Nel corso della sua prima settimana a Laredo, a Lawson era
stato detto che il loro lavoro consisteva nell’impedire che la violenza
attraversasse il fiume. Ma finora aveva trascorso la maggior parte
del tempo seduto alla sua postazione tappezzata di grigio, a studiare
un manuale di procedure dell’FBI grosso quanto un elenco telefonico,
a redigere rapporti, chiamati 1023, per gli analisti d’intelligence
dell’FBI o ad appuntarsi qualsiasi informazione che riuscisse a
trovare sulla violenza in aumento a sud del Rio Grande.

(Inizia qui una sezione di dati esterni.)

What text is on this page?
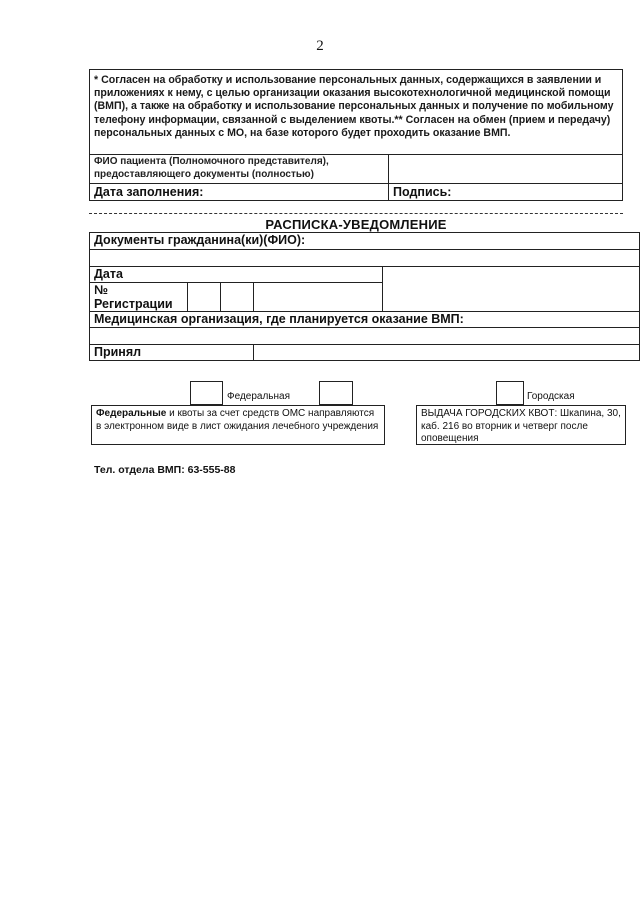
2
* Согласен на обработку и использование персональных данных, содержащихся в заявлении и приложениях к нему, с целью организации оказания высокотехнологичной медицинской помощи (ВМП), а также на обработку и использование персональных данных и получение по мобильному телефону информации, связанной с выделением квоты.** Согласен на обмен (прием и передачу) персональных данных с МО, на базе которого будет проходить оказание ВМП.
ФИО пациента (Полномочного представителя), предоставляющего документы (полностью)	
Дата заполнения:	Подпись:
РАСПИСКА-УВЕДОМЛЕНИЕ
Документы гражданина(ки)(ФИО):				

Дата				

№
Регистрации				

Медицинская организация, где планируется оказание ВМП:				

Принял				
Федеральная	Городская
Федеральные и квоты за счет средств ОМС направляются в электронном виде в лист ожидания лечебного учреждения
ВЫДАЧА ГОРОДСКИХ КВОТ: Шкапина, 30, каб. 216 во вторник и четверг после оповещения
Тел. отдела ВМП: 63-555-88
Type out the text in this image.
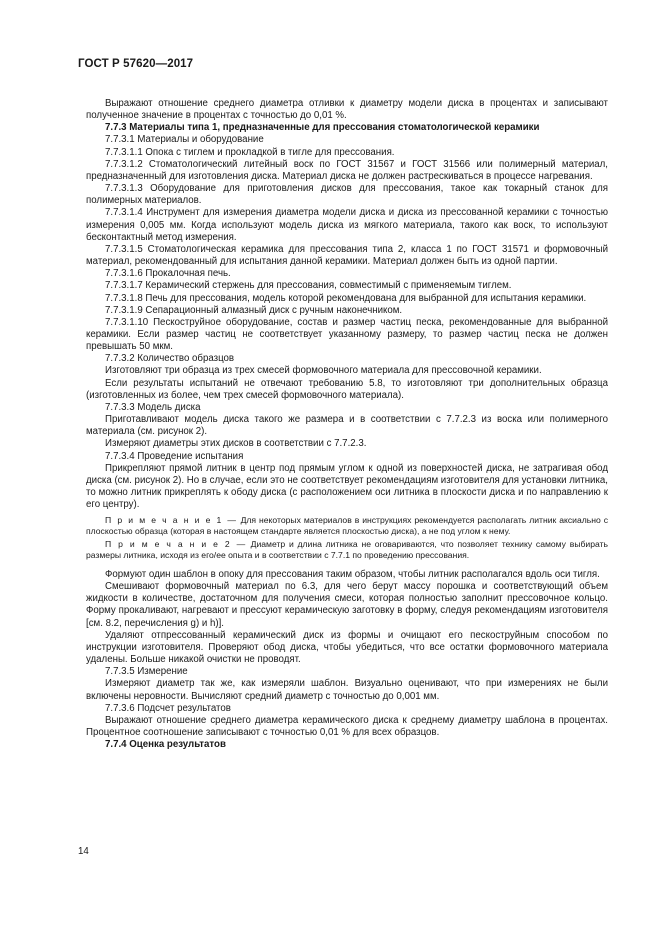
ГОСТ Р 57620—2017

Выражают отношение среднего диаметра отливки к диаметру модели диска в процентах и записывают полученное значение в процентах с точностью до 0,01 %.

7.7.3 Материалы типа 1, предназначенные для прессования стоматологической керамики

7.7.3.1 Материалы и оборудование

7.7.3.1.1 Опока с тиглем и прокладкой в тигле для прессования.

7.7.3.1.2 Стоматологический литейный воск по ГОСТ 31567 и ГОСТ 31566 или полимерный материал, предназначенный для изготовления диска. Материал диска не должен растрескиваться в процессе нагревания.

7.7.3.1.3 Оборудование для приготовления дисков для прессования, такое как токарный станок для полимерных материалов.

7.7.3.1.4 Инструмент для измерения диаметра модели диска и диска из прессованной керамики с точностью измерения 0,005 мм. Когда используют модель диска из мягкого материала, такого как воск, то используют бесконтактный метод измерения.

7.7.3.1.5 Стоматологическая керамика для прессования типа 2, класса 1 по ГОСТ 31571 и формовочный материал, рекомендованный для испытания данной керамики. Материал должен быть из одной партии.

7.7.3.1.6 Прокалочная печь.

7.7.3.1.7 Керамический стержень для прессования, совместимый с применяемым тиглем.

7.7.3.1.8 Печь для прессования, модель которой рекомендована для выбранной для испытания керамики.

7.7.3.1.9 Сепарационный алмазный диск с ручным наконечником.

7.7.3.1.10 Пескоструйное оборудование, состав и размер частиц песка, рекомендованные для выбранной керамики. Если размер частиц не соответствует указанному размеру, то размер частиц песка не должен превышать 50 мкм.

7.7.3.2 Количество образцов

Изготовляют три образца из трех смесей формовочного материала для прессовочной керамики.

Если результаты испытаний не отвечают требованию 5.8, то изготовляют три дополнительных образца (изготовленных из более, чем трех смесей формовочного материала).

7.7.3.3 Модель диска

Приготавливают модель диска такого же размера и в соответствии с 7.7.2.3 из воска или полимерного материала (см. рисунок 2).

Измеряют диаметры этих дисков в соответствии с 7.7.2.3.

7.7.3.4 Проведение испытания

Прикрепляют прямой литник в центр под прямым углом к одной из поверхностей диска, не затрагивая обод диска (см. рисунок 2). Но в случае, если это не соответствует рекомендациям изготовителя для установки литника, то можно литник прикреплять к ободу диска (с расположением оси литника в плоскости диска и по направлению к его центру).

П р и м е ч а н и е 1 — Для некоторых материалов в инструкциях рекомендуется располагать литник аксиально с плоскостью образца (которая в настоящем стандарте является плоскостью диска), а не под углом к нему.

П р и м е ч а н и е 2 — Диаметр и длина литника не оговариваются, что позволяет технику самому выбирать размеры литника, исходя из его/ее опыта и в соответствии с 7.7.1 по проведению прессования.

Формуют один шаблон в опоку для прессования таким образом, чтобы литник располагался вдоль оси тигля.

Смешивают формовочный материал по 6.3, для чего берут массу порошка и соответствующий объем жидкости в количестве, достаточном для получения смеси, которая полностью заполнит прессовочное кольцо. Форму прокаливают, нагревают и прессуют керамическую заготовку в форму, следуя рекомендациям изготовителя [см. 8.2, перечисления g) и h)].

Удаляют отпрессованный керамический диск из формы и очищают его пескоструйным способом по инструкции изготовителя. Проверяют обод диска, чтобы убедиться, что все остатки формовочного материала удалены. Больше никакой очистки не проводят.

7.7.3.5 Измерение

Измеряют диаметр так же, как измеряли шаблон. Визуально оценивают, что при измерениях не были включены неровности. Вычисляют средний диаметр с точностью до 0,001 мм.

7.7.3.6 Подсчет результатов

Выражают отношение среднего диаметра керамического диска к среднему диаметру шаблона в процентах. Процентное соотношение записывают с точностью 0,01 % для всех образцов.

7.7.4 Оценка результатов

14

Gli mancava lavorare sul campo come agente nella periferia di
Nashville. In piedi sull’argine del fiume, con i suoi trent’anni e il
nuovo distintivo dorato dell’FBI appuntato alla cintura sotto la camicia,
si domandò se avesse commesso un errore. Era cresciuto
idolatrando i poliziotti che, come suo padre, lavoravano nelle piccole
cittadine. Ma era stato sempre suo padre a insistere affinché lui
avesse qualcosa in più rispetto al modesto salario di un poliziotto.
Motivo per cui, sin da quand’era piccolo, gli aveva ficcato in testa
l’idea di lavorare nell’FBI. Ma qual era il senso di far parte di
un’agenzia federale esclusiva se a conti fatti era bloccato dietro una
scrivania? Nuevo Laredo sta andando a fuoco, pensò malinconico, e
io non faccio che scrivere rapporti.